Zwischen Schnee und Sand

Unser nächster Halt: die Sahara. Wir lassen Boulemane und den mittleren Atlas mit all seinem Wind und Schnee hinter uns. Auf der Strasse durch Midelt fühlen wir uns einmal mehr an die Schweiz erinnert. Besser gesagt an das Thurgau. Fast jeder Kreisverkehr ist mit Kunst geschmückt und diese ist fast ausschliesslich irgendeine Art von Äpfeln. Warum auch nicht?

Wir halten in der Nähe des Staudamms Hassan II, wo wir ein Plätzchen zwischen Dattelpalmen und Olivenbäumen finden. Endlich wird es zumindest unter Tags wieder wärmer. Die Kälte der vorhergegangenen Tage ist schon bald vergessen. An diesem Platz begegnen uns kaum Menschen. Eine Familie macht ihr Sonntagspicknick neben uns. Ein Hirte treibt seine absurd menschlich klingende Ziegenherde an uns vorbei. Ein Mann vom Nachbarsgelände sagt uns Hallo, und dass er am nächsten Tag mit uns Tee trinken möchte. Und uns was zu Essen bringen will. Was er dann auch macht.
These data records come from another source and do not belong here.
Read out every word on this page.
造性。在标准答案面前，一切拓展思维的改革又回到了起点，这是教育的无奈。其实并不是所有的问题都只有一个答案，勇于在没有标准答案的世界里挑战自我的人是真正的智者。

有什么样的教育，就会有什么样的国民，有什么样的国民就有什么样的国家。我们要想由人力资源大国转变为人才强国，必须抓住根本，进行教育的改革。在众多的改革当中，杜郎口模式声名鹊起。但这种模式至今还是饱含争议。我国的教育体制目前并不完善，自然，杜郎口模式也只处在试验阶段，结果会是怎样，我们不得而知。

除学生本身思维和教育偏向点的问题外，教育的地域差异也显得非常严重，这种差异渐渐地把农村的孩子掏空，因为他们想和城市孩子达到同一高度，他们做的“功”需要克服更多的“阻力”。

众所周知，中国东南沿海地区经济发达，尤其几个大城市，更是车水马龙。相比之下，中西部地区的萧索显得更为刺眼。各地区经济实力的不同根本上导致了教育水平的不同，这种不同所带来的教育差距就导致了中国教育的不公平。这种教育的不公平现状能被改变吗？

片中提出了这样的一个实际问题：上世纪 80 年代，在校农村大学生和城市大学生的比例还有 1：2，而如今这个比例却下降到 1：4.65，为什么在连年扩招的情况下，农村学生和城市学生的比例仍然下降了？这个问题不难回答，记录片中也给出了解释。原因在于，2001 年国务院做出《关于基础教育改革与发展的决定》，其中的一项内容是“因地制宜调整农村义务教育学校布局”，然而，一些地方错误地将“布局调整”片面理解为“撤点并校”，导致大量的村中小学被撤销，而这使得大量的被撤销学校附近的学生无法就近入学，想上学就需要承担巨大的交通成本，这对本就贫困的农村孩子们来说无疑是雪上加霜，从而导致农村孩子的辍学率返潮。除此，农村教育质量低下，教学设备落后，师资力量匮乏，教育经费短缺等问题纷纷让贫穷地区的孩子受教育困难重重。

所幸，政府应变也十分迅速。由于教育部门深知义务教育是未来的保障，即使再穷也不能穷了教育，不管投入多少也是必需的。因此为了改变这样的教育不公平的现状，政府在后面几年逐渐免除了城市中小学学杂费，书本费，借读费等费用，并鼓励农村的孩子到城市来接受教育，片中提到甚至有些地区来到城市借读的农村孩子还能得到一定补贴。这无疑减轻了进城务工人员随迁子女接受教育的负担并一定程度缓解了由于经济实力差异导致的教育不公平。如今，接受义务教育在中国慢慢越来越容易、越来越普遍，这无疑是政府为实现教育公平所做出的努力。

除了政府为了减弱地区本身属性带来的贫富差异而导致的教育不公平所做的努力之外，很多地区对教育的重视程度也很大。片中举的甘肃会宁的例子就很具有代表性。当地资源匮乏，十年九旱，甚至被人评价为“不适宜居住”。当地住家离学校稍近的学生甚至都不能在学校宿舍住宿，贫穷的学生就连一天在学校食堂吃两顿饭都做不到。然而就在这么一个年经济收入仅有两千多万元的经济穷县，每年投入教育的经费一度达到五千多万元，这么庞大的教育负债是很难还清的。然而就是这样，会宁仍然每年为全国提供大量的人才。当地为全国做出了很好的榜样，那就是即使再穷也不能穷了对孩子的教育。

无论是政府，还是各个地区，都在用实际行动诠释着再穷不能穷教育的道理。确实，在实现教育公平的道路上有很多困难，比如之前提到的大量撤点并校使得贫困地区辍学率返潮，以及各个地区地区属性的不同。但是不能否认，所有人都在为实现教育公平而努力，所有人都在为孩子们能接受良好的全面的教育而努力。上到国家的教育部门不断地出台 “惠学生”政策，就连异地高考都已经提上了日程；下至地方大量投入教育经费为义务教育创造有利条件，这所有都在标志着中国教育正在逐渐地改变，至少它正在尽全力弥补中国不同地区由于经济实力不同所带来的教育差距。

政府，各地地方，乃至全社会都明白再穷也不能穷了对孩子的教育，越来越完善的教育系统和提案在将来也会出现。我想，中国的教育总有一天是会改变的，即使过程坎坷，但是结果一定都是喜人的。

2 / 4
Kurz nach Anbruch der Dunkelheit klopft es an unseren Bus und Said steht da, mit Schüsseln voll Gemüsereis, Brot und Datteln von seinem Grundstück. Auch am nächsten Morgen kommt er nochmals vorbei und trinkt mit uns Tee und bringt uns Berberpizza. Eine Bezahlung will er nicht annehmen, eine unserer Stirnlampen dafür schon. 

Verbrannte Oasen, die wieder blühen

Richtung Süden bleiben wir an einem Aussichtspunkt stehen. Der Anblick des ZIZ-Tals öffnet sich vor uns. Mitten in der braunen Landschaft reisst die Erde auf und vor uns liegt der grüne Streifen einer Oase. Verwinkelt zieht sich dieses Tal an einem Fluss entlang und die gelb gefärbten Laubbäume geben ihm ein farbiges Bild, das wir so überhaupt nicht erwartet hätten.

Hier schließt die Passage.